China schwächelt, Europa müht sich ab, und selbst Amerika hat Probleme. Den Börsen ist das aber egal.

Wien. Die Märkte feiern trotz Brexit, Türkei-Krise und Terror in Europa immer neue Höchststände. Dahinter steckt die extrem lockere Geldpolitik der Zentralbanken, für die es in der Geschichte keine Beispiele gibt.

Die Zahlen sind astronomisch. Seit der Finanzkrise haben die Zentralbanken mehr als elf Billionen Dollar in den Markt gepumpt. Aktuell blasen die Europäische Zentralbank und die Bank of Japan gemeinsam rund 180 Mrd. Dollar pro Monat aus den Notenpressen – mehr als je zuvor.
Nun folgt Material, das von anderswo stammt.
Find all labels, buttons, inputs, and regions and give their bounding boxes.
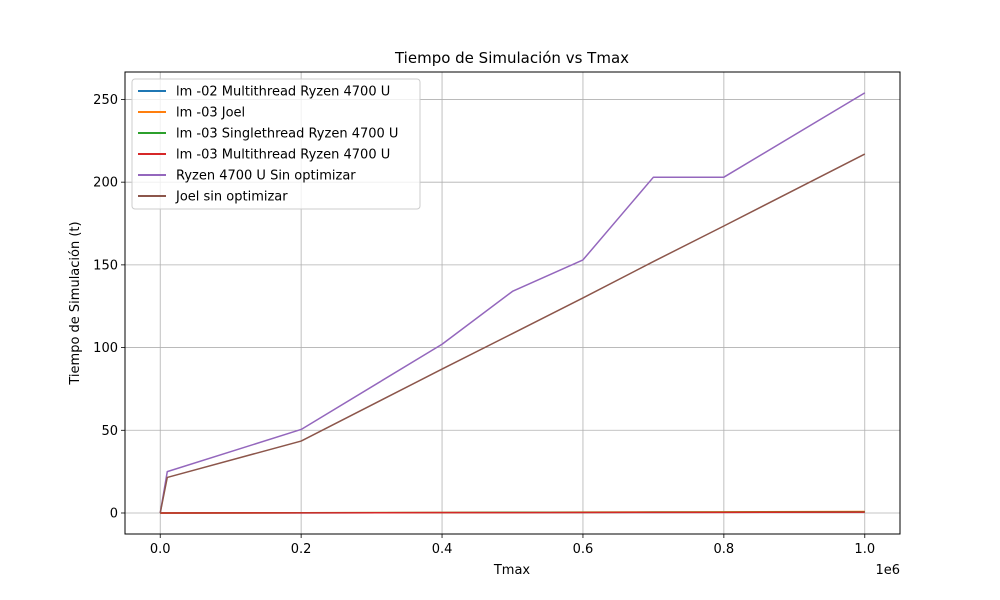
x-axis-label: Tmax (493, 563, 531, 578)
x-tick-label: 0.0 (150, 542, 171, 557)
legend-label: Ryzen 4700 U Sin optimizar (176, 169, 356, 184)
y-axis-label: Tiempo de Simulación (t) (68, 221, 83, 385)
x-axis-offset-text: 1e6 (875, 563, 900, 578)
plot-series (159, 92, 866, 514)
chart-title: Tiempo de Simulación vs Tmax (394, 49, 629, 67)
legend-label: lm -03 Multithread Ryzen 4700 U (176, 148, 390, 163)
y-tick-label: 150 (93, 258, 118, 273)
legend-label: Joel sin optimizar (175, 190, 288, 205)
plot-frame (124, 71, 901, 535)
axis-ticks: 0.0 0.2 0.4 0.6 0.8 1.0 0 50 100 150 200 250 (93, 93, 875, 557)
series-line (159, 92, 866, 514)
y-tick-label: 100 (93, 341, 118, 356)
x-tick-label: 0.6 (573, 542, 594, 557)
y-tick-label: 0 (110, 506, 118, 521)
y-tick-label: 250 (93, 93, 118, 108)
x-tick-label: 0.8 (714, 542, 735, 557)
x-tick-label: 0.4 (432, 542, 453, 557)
legend-label: lm -02 Multithread Ryzen 4700 U (176, 85, 390, 100)
series-line (160, 511, 865, 514)
legend: lm -02 Multithread Ryzen 4700 U lm -03 Jo… (131, 78, 421, 210)
y-tick-label: 200 (93, 176, 118, 191)
legend-label: lm -03 Joel (176, 106, 245, 121)
y-tick-label: 50 (101, 424, 118, 439)
legend-items: lm -02 Multithread Ryzen 4700 U lm -03 Jo… (138, 85, 398, 205)
x-tick-label: 1.0 (854, 542, 875, 557)
legend-box (131, 78, 421, 210)
x-tick-label: 0.2 (291, 542, 312, 557)
legend-label: lm -03 Singlethread Ryzen 4700 U (176, 127, 398, 142)
series-line (159, 153, 866, 514)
Bankanalysten erwarten nach dem Brexit-Votum sogar noch eine weitere Ausweitung dieser Geldflut.

Dazu kommen extrem niedrige, oder sogar negative Zinsen. Inzwischen liegt die Rendite von Anleihen im Wert von rund 14 Billionen Dollar im negativen Bereich. Heißt: Anleger verlieren lieber Geld mit „sicheren“ Staatsanleihen, als in Papiere mit höherem Risiko zu investieren. Die Zentralbanken hoffen, dass sie der Realwirtschaft Zeit gekauft haben, um es den Märkten gleichzutun und sich zu erholen. Das geht aber nur zäh voran: Die Weltwirtschaft soll laut dem Institut für Höhere Studien (IHS) heuer um 3,2 Prozent wachsen. „Die Presse“ gibt einen Überblick über die wichtigsten Länder und Regionen.

Freilich: Der Brexit mischt die Karten noch einmal neu. In Großbritannien haben die Börsen zwar ihre Verluste wieder wettmachen können, das britische Pfund bleibt aber weiterhin überbewertet. Das sagt der Internationale Währungsfonds (IWF). Vor allem zusätzliche Handelsschranken (Tarife, Zölle), die im Zuge des britischen EU-Ausstiegs eingeführt werden könnten, sollen dem Pfund schaden. Die Auswirkungen des Brexit auf die Realwirtschaft sind noch unklar. Tatsächlich machte die Wirtschaft des Vereinigten Königreichs vor dem Brexit-Votum einen soliden Eindruck. In den drei Monaten bis Ende Juni wuchs sie noch um 0,6 Prozent, was einem gesunden Jahreswachstum von 2,2 Prozent entsprechen würde. Kommendes Jahr droht laut Goldman Sachs aber sogar eine Rezession.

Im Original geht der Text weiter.